İran'ın Birleşmiş Milletler Daimi Temsilcisi Hoşru, İslami Şura Meclisi ve İmam Humeyni (ra)'nin türbesine düzenlenen saldırılara ilişkin BM Genel Sekreteri ile BMGK Başkanı’na bir mektup gönderdi.
Mekupta şu ifadelere yer verildi:
1. Çarşamba günü 7 Haziran 2017'de terör örgütü DEAŞ üyesi iki grup terörist otomatik silah, el bombası ve intihar yeleğiyle İran Meclisi ve İmam Humeyni (ra)'nin türbesine silahlı saldırı gerçekleştirdi. Düzenlenen silahlı ve bombalı saldırılar sonucu 17 sivil şehit düşerken 50’den fazla kişi yaralandı.
2. Bölgemiz istikrarsızlık ve güvensizlikle başbaşa kalırken dünyanın diğer noktalarında düzenlenen terör eylemleri gibi İran’da da böyle bir saldırı gerçekleştirilmiştir. Bu durum yıllarca tekfiri ideolojik düşüncesinin yayılması yönünde DEAŞ ve El Kaide gibi terör örgütlerinin finanse edilmesinin sonucudur.
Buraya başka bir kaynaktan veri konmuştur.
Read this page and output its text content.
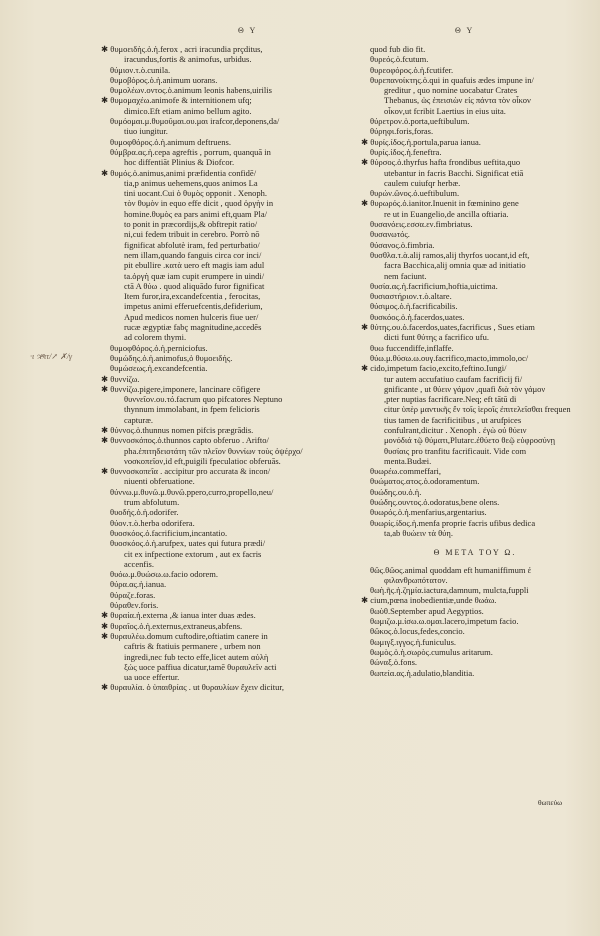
Θ Υ	Θ Υ
·ι ઋιτ/↗ ✗/γ
✱ θυμοειδὴς.ὁ.ἡ.ferox , acri iracundia prçditus,
iracundus,fortis & animofus, urbidus.
θύμιον.τ.ὸ.cunila.
θυμοβόρος.ὁ.ἡ.animum uorans.
θυμολέων.οντος.ὁ.animum leonis habens,uirilis
✱ θυμομαχέω.animofe & internitionem ufq;
dimico.Eft etiam animo bellum agito.
θυμόομαι.μ.θυμοῦμαι.ου.μαι irafcor,deponens,da/
tiuo iungitur.
θυμοφθόρος.ὁ.ἡ.animum deftruens.
θύμβρα.ας.ἡ.cepa agreftis , porrum, quanquā in
hoc diffentiāt Plinius & Diofcor.
✱ θυμός.ὁ.animus,animi præfidentia confidē/
tia,p animus uehemens,quos animos La
tini uocant.Cui ὁ θυμὸς opponit . Xenoph.
τὸν θυμὸν in equo effe dicit , quod ὀργὴν in
homine.θυμὸς ea pars animi eft,quam Pla/
to ponit in præcordijs,& obftrepit ratio/
ni,cui fedem tribuit in cerebro. Porrò nō
fignificat abfolutè iram, fed perturbatio/
nem illam,quando fanguis circa cor inci/
pit ebullire .κατὰ uero eft magis iam adul
ta.ὀργὴ quæ iam cupit erumpere in uindi/
ctā A θύω . quod aliquādo furor fignificat
Item furor,ira,excandefcentia , ferocitas,
impetus animi efferuefcentis,defiderium,
Apud medicos nomen hulceris fiue uer/
rucæ ægyptiæ fabç magnitudine,accedēs
ad colorem thymi.
θυμοφθόρος.ὁ.ἡ.perniciofus.
θυμώδης.ὁ.ἡ.animofus,ὁ θυμοειδής.
θυμώσεως.ἡ.excandefcentia.
✱ θυννίζω.
✱ θυννίζω.pigere,imponere, lancinare cōfigere
θυννεῖον.ου.τό.facrum quo pifcatores Neptuno
thynnum immolabant, in fpem felicioris
capturæ.
✱ θύννος.ὁ.thunnus nomen pifcis prægrādis.
✱ θυννοσκόπος.ὁ.thunnos capto obferuo . Arifto/
pha.ἐπιτηδειοτάτη τῶν πλεῖον θυννίων τοὺς ὀψέρχο/
νοσκοπεῖον,id eft,puigili fpeculatioc obferuās.
✱ θυννοσκοπεῖα . accipitur pro accurata & incon/
niuenti obferuatione.
θύννω.μ.θυνῶ.μ.θυνῶ.ppero,curro,propello,neu/
trum abfolutum.
θυοδής.ὁ.ἡ.odorifer.
θύον.τ.ὸ.herba odorifera.
θυοσκόος.ὁ.facrificium,incantatio.
θυοσκόος.ὁ.ἡ.arufpex, uates qui futura prædi/
cit ex infpectione extorum , aut ex facris
accenfis.
θυόω.μ.θυώσω.ω.facio odorem.
θύρα.ας.ἡ.ianua.
θύραζε.foras.
θύραθεν.foris.
✱ θυραία.ἡ.externa ,& ianua inter duas ædes.
✱ θυραῖος.ὁ.ἡ.externus,extraneus,abfens.
✱ θυραυλέω.domum cuftodire,oftiatim canere in
caftris & ftatiuis permanere , urbem non
ingredi,nec fub tecto effe,licet autem αὐλὴ
ξώς uoce paffiua dicatur,tamē θυραυλεῖν acti
ua uoce effertur.
✱ θυραυλία. ὁ ὑπαιθρίας . ut θυραυλίων ἔχειν dicitur,
quod fub dio fit.
θυρεός.ὁ.fcutum.
θυρεοφόρος.ὁ.ἡ.fcutifer.
θυρεπανοίκτης.ὁ.qui in quafuis ædes impune in/
greditur , quo nomine uocabatur Crates
Thebanus, ὡς ἐπεισιὼν εἰς πάντα τὸν οἶκον
οἶκον,ut fcribit Laertius in eius uita.
θύρετρον.ὁ.porta,ueftibulum.
θύρηφι.foris,foras.
✱ θυρίς.ίδος.ἡ.portula,parua ianua.
θυρίς.ίδος.ἡ.feneftra.
✱ θύρσος.ὁ.thyrfus hafta frondibus ueftita,quo
utebantur in facris Bacchi. Significat etiā
caulem cuiufqr herbæ.
θυρών.ῶνος.ὁ.ueftibulum.
✱ θυρωρός.ὁ.ianitor.Inuenit in fœminino gene
re ut in Euangelio,de ancilla oftiaria.
θυσανόεις.εσσα.εν.fimbriatus.
θυσανωτός.
θύσανος.ὁ.fimbria.
θυσθλα.τ.ὰ.alij ramos,alij thyrfos uocant,id eft,
facra Bacchica,alij omnia quæ ad initiatio
nem faciunt.
θυσία.ας.ἡ.facrificium,hoftia,uictima.
θυσιαστήριον.τ.ὸ.altare.
θύσιμος.ὁ.ἡ.facrificabilis.
θυσκόος.ὁ.ἡ.facerdos,uates.
✱ θύτης.ου.ὁ.facerdos,uates,facrificus , Sues etiam
dicti funt θύτης a facrifico ufu.
θυω fuccendiffe,inflaffe.
θύω.μ.θύσω.ω.ουγ.facrifico,macto,immolo,oc/
✱ cido,impetum facio,excito,feftino.Iungi/
tur autem accufatiuo caufam facrificij fi/
gnificante , ut θύειν γάμον ,quafi διὰ τὸν γάμον
,pter nuptias facrificare.Neq; eft tātū di
citur ὑπὲρ μαντικῆς ἔν τοῖς ἱεροῖς ἐπιτελεῖσθαι frequen
tius tamen de facrificitibus , ut arufpices
confulrant,dicitur . Xenoph . ἐγὼ οὐ θύειν
μονόδιά τῷ θύματι,Plutarc.ἐθύετο θεῷ εὐφροσύνῃ
θυσίαις pro tranfitu facrificauit. Vide com
menta.Budæi.
θυωρέω.commeffari,
θυώματος.ατος.ὁ.odoramentum.
θυώδης.ου.ὁ.ἡ.
θυώδης.ουντος.ὁ.odoratus,bene olens.
θυωρός.ὁ.ἡ.menfarius,argentarius.
θυωρίς.ίδος.ἡ.menfa proprie facris ufibus dedica
ta,ab θυώειν τὰ θύη.
Θ ΜΕΤΑ ΤΟΥ Ω.
θῶς.θῶος.animal quoddam eft humaniffimum ἐ
φιλανθρωπότατον.
θωὴ.ῆς.ἡ.ζημία.iactura,damnum, mulcta,fuppli
✱ cium,pœna inobedientiæ,unde θωάω.
θωὺθ.September apud Aegyptios.
θωμιζω.μ.ίσω.ω.ομαι.lacero,impetum facio.
θῶκος.ὁ.locus,fedes,concio.
θωμιγξ.ιγγος.ἡ.funiculus.
θωμὸς.ὁ.ἡ.σωρὸς.cumulus aritarum.
θώναξ.ὁ.fons.
θωπεία.ας.ἡ.adulatio,blanditia.
θωπεύω
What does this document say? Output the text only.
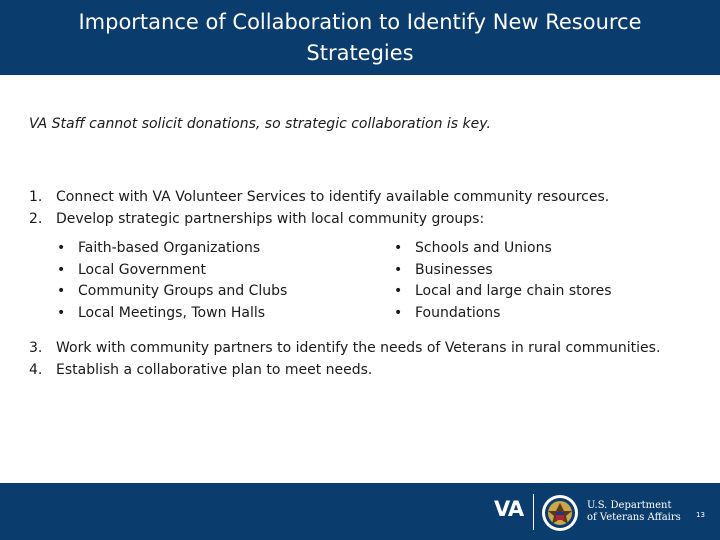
Importance of Collaboration to Identify New Resource Strategies
VA Staff cannot solicit donations, so strategic collaboration is key.
1. Connect with VA Volunteer Services to identify available community resources.
2. Develop strategic partnerships with local community groups:
• Faith-based Organizations
• Local Government
• Community Groups and Clubs
• Local Meetings, Town Halls
• Schools and Unions
• Businesses
• Local and large chain stores
• Foundations
3. Work with community partners to identify the needs of Veterans in rural communities.
4. Establish a collaborative plan to meet needs.
VA	U.S. Department
of Veterans Affairs 13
3. İran İslami Şura Meclisi’nin hedef olarak seçilmesi de tekfiri ideolojilerin destekçilerinin ne kadar demokrasi ve seçimlerden korktuklarını göstermektedir. Bu terör eylemleri ülkede yapılan cumhurbaşkanlıği ile şehir ve köy konseyi seçimlerinin iki hafta geçmesinin ardından yapılmıştır.
4. Ne yazık ki her zaman tekfiri zihniyetin kaynağı olanlar son günlerde tarihte eşi benzeri görülmemiş anlaşmalara imza attıktan sonra bunlara umit verilerek yeşil ışık yakıldı. Bu anlaşmaların ardından bölgede gerilim yükselerek ülkelerin arasında anlaşmazlıklar da arttı.
5. Tahran’daki olaylar Suudi Prens Muhammed Bin Selman’ın 2 Mayıs 2017'deki, “Amacımız savaşı İran’ın sınırları içine taşımaktır” açıklamalarından sonra gerçekleşmiştir. Ayrıca saldırıların birkaç saat öncesinde de Suudi Arabistan Dışişleri Bakanı’nın ileri sürdüğü “İran cezalandırılmalı” iddiaları bile şaşıtıcı değildir.
6. 4 Mayıs 2017'de BMGK’ye gönderdiğim mektupta Suudi Arabistan’ın kışkırtıcı amaçlarla radikal gruplar ve tekfiri örgütlere verdiği destekleri hakkında uyarıda bulunmuştum. Onların girişimleri BM Şartı’nın amaçları ve ilkelerine net bir şekilde aykırıdır.
7. Tahran’daki terör saldırılarını dikkate alarak uluslararası toplum ve özellikle de BMGK’den bölgenin güvenliğini riske atan sonuçlara hassasiyetle yaklaşmalarını ve radikalizm ve terörizmle mücadelede elinden geleni yapmalarını temenni ederim.